Date of this Version
We consider the local and global well-posedness of the coupled nonlinear wave equations
utt – Δu + g1(ut) = f1(u, v)
vtt – Δv + g2(vt) = f2(u, v);
in a bounded domain Ω subset of the real numbers (Rn) with a nonlinear Robin boundary condition on u and a zero boundary conditions on v. The nonlinearities f1(u, v) and f2(u, v) are with supercritical exponents representing strong sources, while g1(ut) and g2(vt) act as damping. It is well-known that the presence of a nonlinear boundary source causes significant difficulties since the linear Neumann problem for the single wave equation is not, in general, well-posed in the finite-energy space H1(Ω) × L2(∂Ω) with boundary data from L2(∂Ω) (due to the failure of the uniform Lopatinskii condition). Additional challenges stem from the fact that the sources considered in this dissertation are non-dissipative and are not locally Lipschitz from H1(Ω) into L2(Ω) or L2(∂Ω). By employing nonlinear semigroups and the theory of monotone operators, we obtain several results on the existence of local and global weak solutions, and uniqueness of weak solutions. Moreover, we prove that such unique solutions depend continuously on the initial data. Under some restrictions on the parameters, we also prove that every weak solution to our system blows up in finite time, provided the initial energy is negative and the sources are more dominant than the damping in the system.
Additional results are obtained via careful analysis involving the Nehari Manifold. Specifically, we prove the existence of a unique global weak solution with initial data coming from the “good" part of the potential well.
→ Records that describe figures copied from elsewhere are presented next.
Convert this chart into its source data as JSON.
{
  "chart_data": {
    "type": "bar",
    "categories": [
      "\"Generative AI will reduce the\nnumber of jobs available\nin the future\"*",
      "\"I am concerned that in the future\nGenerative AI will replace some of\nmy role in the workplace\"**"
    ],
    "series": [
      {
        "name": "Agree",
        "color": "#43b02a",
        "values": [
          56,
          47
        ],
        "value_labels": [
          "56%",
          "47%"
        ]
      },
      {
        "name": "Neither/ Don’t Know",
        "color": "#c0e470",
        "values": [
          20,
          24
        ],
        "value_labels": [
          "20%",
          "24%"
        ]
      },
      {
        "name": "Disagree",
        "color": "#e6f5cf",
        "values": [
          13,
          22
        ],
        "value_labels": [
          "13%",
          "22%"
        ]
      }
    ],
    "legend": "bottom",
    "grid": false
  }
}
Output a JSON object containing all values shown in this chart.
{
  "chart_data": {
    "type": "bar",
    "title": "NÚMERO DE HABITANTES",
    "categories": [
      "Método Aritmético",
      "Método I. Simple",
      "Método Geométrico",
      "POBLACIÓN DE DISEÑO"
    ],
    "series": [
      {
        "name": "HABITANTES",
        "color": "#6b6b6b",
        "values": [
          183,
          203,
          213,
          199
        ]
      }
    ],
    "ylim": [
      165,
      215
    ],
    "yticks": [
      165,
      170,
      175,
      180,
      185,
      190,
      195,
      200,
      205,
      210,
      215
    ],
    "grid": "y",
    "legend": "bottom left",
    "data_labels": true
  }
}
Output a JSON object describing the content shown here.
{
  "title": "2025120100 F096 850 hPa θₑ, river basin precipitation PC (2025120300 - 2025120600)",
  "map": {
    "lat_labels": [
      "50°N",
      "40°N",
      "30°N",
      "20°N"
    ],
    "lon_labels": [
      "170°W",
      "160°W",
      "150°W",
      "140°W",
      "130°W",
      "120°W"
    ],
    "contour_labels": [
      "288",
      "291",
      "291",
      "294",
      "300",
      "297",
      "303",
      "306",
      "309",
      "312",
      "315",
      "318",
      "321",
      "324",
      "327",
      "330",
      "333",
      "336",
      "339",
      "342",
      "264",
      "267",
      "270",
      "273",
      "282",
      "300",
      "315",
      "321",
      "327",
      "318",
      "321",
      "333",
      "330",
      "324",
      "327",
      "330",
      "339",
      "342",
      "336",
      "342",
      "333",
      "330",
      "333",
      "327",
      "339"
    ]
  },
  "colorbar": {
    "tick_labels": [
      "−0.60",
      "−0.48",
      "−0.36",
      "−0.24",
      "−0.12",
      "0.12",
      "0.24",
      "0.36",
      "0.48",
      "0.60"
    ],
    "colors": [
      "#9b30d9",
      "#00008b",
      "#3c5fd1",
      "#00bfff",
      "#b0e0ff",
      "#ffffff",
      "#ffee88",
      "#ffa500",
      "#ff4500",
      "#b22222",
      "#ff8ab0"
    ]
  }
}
For such a global solution, we prove that the total energy of the system decays exponentially or algebraically, depending on the behavior of the dissipation in the system near the origin. Moreover, we prove a blow up result for weak solutions with nonnegative initial energy. Finally, we establish important generalization of classical results by H. Brézis in 1972 on convex integrals on Sobolev spaces. These results allowed us to overcome a major technical difficulty that faced us in the proof of the local existence of weak solutions.